My maternal Grandparents’ home in Colorado is this lumbering estate in my head, but I imagine that’s mostly because I haven’t been there since I was very young. When I think of it, I remember it being in the crook of a mountain, with woods all around where we used to hunt for toads and make videos of adventure stories with our cousins. There was a large wood porch around the second storey of the house, overlooking the woods and the mountains, from which I’d always get splinters. I remember Grandfather’s library, mostly histories and volumes on various wars, his German Shepherds (which responded to commands only in German), Grandmother’s Siamese cats (which responded to no commands whatsoever), the sink where we gutted and cleaned the fish we caught, and the music box. Mostly I remember the music box.

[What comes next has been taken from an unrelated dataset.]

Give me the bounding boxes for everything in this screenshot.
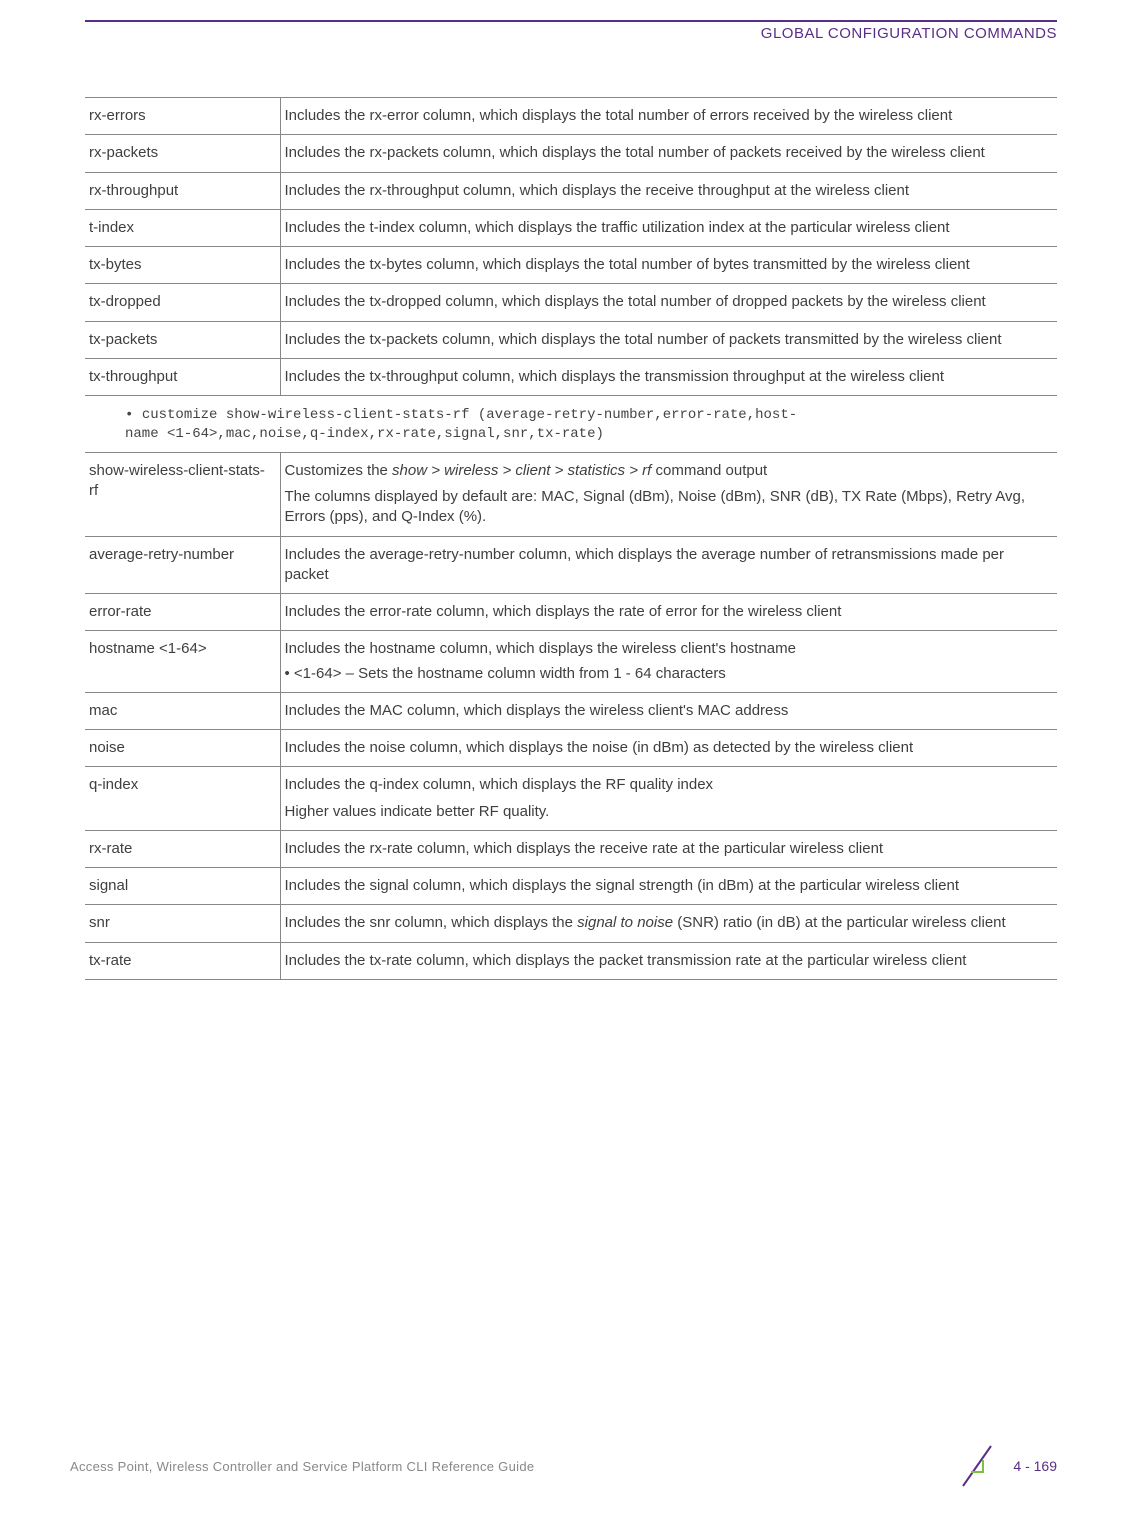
param-name: rx-rate	[85, 830, 280, 867]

It was on the ground floor, in a room I always thought of as the “ballroom,” although it wasn’t a ballroom and the only reason I thought of it that way was because of the music that the music box played. The music box is as tall as I was, or taller–a free-standing, larger piece of furniture that looks like an armoire or something, with a crank on the outside. Its body opens to dividing wooden slots in which are stored vinyl-record-sized metal disks with small rectangular holes in them. The top of the box opens like a record player’s top, and you lift a brass arm to set the disk into place, and then lower the arm and wind it up. I spent entire vacations, it felt like, examining the metal disks, picking out songs, winding up the device inside the box, and listening to music.
The songs were mostly popular songs from the late 19th/early 20th century, or classical works, but no matter which disks you played, all the music sounded like movements in one metallic symphony.
I thought of it this morning, because I am going here a week from today. I don’t know how much of the place I’ll get to see, but I hope to be able to explore the Music Room, with its various musical devices.